A stranger’s death brings forth an emotional memory from the past

Wilbur L. Watson (1944-2016)

Wilbur L. Watson (1944-2016)

A man named Wilbur L. Watson passed away last week back in my home state of Maine, succumbing to life after what was described as “an extended illness.”

As I read Mr. Watson’s obituary, passed on to me and others through a Facebook friend’s post, I learned he had been employed at the Bangor International Airport for 32 years and he enjoyed both photography and NASCAR racing.

That was far more than I ever knew about him.

He was 71 years old.

My own path through this world crossed with Mr. Watson’s just once. To be honest, it was a day that changed both of our lives — his in a major way; mine in a far more minor fashion.

But it was a day I’ll never forget and it all came rushing back to me when I learned the news of his death.

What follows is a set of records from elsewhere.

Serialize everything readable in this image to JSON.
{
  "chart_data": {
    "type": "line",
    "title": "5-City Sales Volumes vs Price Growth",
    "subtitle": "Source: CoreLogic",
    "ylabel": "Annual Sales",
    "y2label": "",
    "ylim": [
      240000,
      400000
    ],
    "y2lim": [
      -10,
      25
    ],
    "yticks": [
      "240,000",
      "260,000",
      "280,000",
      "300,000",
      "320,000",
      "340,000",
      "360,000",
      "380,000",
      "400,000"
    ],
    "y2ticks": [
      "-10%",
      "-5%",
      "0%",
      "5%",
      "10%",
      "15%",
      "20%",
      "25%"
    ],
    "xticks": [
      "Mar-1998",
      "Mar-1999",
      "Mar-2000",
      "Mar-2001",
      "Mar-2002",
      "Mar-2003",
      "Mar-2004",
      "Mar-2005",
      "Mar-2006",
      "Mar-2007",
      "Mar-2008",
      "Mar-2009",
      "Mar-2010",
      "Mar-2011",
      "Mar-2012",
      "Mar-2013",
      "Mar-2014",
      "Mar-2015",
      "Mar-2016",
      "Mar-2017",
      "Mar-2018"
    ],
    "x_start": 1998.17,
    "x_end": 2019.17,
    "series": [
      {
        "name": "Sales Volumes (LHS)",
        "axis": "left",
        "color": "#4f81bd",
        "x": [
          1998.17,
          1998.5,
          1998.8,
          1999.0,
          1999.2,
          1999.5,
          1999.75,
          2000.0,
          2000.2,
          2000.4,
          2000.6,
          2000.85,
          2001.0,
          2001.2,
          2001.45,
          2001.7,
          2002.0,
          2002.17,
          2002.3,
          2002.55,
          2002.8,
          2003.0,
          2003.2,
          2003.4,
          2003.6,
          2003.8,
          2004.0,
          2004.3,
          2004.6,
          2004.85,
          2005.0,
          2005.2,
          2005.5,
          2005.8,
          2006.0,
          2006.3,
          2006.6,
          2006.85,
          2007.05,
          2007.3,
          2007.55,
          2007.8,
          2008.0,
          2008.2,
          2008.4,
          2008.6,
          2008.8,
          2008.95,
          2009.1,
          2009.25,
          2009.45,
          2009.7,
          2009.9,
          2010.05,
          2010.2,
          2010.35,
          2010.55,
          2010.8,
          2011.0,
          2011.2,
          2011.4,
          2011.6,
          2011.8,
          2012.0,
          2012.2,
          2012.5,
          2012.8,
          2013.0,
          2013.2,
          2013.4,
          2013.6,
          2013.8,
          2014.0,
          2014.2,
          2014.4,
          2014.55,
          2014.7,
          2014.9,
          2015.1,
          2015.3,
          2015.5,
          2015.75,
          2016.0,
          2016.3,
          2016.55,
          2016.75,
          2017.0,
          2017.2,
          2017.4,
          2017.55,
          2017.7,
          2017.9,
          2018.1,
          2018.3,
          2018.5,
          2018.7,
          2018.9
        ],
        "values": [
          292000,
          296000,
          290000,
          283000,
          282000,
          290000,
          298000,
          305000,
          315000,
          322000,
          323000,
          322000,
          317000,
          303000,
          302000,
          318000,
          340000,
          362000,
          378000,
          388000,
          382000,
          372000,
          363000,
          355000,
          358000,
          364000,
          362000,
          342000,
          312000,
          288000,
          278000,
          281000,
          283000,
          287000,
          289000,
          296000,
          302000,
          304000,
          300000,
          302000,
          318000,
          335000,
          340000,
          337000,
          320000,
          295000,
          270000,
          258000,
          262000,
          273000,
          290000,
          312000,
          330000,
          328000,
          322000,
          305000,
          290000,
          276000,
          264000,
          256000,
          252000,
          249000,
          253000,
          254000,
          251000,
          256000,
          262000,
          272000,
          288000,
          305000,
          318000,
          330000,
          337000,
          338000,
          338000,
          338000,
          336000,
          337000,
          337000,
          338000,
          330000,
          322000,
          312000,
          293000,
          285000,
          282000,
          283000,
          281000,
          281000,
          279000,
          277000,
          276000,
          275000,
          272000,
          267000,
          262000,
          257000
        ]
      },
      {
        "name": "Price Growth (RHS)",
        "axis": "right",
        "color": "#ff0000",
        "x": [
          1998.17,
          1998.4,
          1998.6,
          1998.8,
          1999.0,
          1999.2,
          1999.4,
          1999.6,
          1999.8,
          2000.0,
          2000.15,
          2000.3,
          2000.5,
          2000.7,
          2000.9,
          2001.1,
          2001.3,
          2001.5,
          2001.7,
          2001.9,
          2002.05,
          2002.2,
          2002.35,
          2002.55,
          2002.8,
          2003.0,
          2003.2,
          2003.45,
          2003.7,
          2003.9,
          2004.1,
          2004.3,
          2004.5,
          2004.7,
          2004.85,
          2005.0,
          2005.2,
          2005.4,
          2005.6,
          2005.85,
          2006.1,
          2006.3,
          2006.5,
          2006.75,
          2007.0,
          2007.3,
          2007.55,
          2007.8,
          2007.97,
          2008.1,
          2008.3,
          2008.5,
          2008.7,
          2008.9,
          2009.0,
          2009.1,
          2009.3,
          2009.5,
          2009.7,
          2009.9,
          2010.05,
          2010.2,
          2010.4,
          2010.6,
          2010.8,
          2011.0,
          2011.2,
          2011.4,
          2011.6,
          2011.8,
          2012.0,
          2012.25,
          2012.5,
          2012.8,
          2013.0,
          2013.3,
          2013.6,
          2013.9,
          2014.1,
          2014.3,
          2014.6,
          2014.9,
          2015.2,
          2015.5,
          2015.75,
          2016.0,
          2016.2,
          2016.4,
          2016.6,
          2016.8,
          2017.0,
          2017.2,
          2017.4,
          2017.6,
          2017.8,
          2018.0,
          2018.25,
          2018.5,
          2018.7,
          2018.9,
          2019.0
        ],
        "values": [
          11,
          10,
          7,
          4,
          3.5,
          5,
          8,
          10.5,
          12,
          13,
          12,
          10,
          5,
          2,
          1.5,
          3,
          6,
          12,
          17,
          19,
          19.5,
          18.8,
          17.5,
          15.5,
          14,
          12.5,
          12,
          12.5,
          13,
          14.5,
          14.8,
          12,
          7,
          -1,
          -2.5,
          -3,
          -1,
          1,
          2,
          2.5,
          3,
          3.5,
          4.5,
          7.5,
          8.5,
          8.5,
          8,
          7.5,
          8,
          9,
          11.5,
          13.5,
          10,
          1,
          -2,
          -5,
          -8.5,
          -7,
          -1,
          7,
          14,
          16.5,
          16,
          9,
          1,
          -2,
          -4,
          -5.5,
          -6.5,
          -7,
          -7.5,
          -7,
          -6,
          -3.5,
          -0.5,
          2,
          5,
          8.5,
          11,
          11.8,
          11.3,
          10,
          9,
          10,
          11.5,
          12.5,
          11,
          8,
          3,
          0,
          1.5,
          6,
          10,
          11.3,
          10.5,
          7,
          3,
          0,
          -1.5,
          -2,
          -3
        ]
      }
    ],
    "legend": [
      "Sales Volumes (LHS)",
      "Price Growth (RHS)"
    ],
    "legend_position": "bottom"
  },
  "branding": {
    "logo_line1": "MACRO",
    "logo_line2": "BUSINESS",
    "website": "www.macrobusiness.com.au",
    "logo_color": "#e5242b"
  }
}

Wilbur, I learned a long, long time ago, was the birth father of somebody who was very close to me back then. He had been only 20 years old when she was born, and life being what it is, she was raised by her mother and by another man, who adopted her, and gave her his name.

She grew up in a close and loving family more than 500 miles from the place Wilbur Watson called home.

That alone, I suppose, shows you how life is funny and sad at the same time.

It’s sad that a birth parent can go far too long without holding a loved one in their arms, or to look their eyes and try to find the words, “I’m sorry,” and someday “I love you.”

But it’s also funny how certain roads can lead back to the past, to moments where wrongs are righted and the future can be so vastly different than what once was.

So there was I was, perhaps 30 years or so ago, driving down a road with somebody at my side, somebody who was just about to meet her birth father for the first time.

Together, we were driving to Wilbur Watson’s home.

Looking back on it, I can’t imagine what the nerves were doing inside her as each mile brought her closer to the past and her future.

I can’t imagine what was going through his mind as he sat inside his home, looking at the clock, knowing with each passing minute that his past was finally going to become his present.

All I knew for sure was I was along for the ride — for moral support, for emotional support, for whatever role I would be needed.

So much is foggy now, the circumference of that day slipping away from the memory banks, but I remember vividly the first time they saw each other.

He stood looking at her. She stood looking at him. That pause, so brief, so awkward — what were they thinking as they saw each other?

But what could they do but embrace and cry? Father and daughter, hugging each other and holding each other for the first time in a long time.

I was blind-sided by what came next.

I remember feeling the emotion rise up inside me just by bearing witness to that moment in time. It was that which surprised me most, I suppose.

I never expected my own eyes to fight back the tears of seeing this reunion, but the emotion of the moment was simply too much. I looked away, I remember that. I looked at the floor, I remember that. I remember feeling the first few tears escape down my cheeks.

I remember thinking, “I shouldn’t be here” for such a touching and emotional moment in two people’s lives — a moment that should be shared alone.

Yet there I was — not quite the fly on the wall, not quite the elephant in the room — seeing a family renewed.

All these years later, I am glad I was there. Not just for her, but to see such a hopeful moment come to life in front of my very eyes.

Over the decades since, I’ve grown apart from my Maine roots, losing touch with family and friends except through the miracle of Facebook and my rare sojourns back home.

I don’t really know how the father-daughter relationship grew going forward — though she is listed in his obituary as his daughter and she is also Facebook friends with his other children, as well.

I can only hope from that moment sprung a new branch of her family tree and I hope it made her life a little better going forward.

I sent her a note through Facebook, telling her I never forgot that day when she met Wilbur for the first time. She replied to me, saying she too remember it like yesterday, and, she added, she never really thanked me for being so supportive back then.

Needless to say, she didn’t have to.

Bearing witness to that moment perhaps still reminds me there is hope for tomorrow in everybody’s lives.I think that’s why I’ve never forgotten that day.

Rest in peace, Wilbur Watson. Though we only met just once, I’ll never forget you.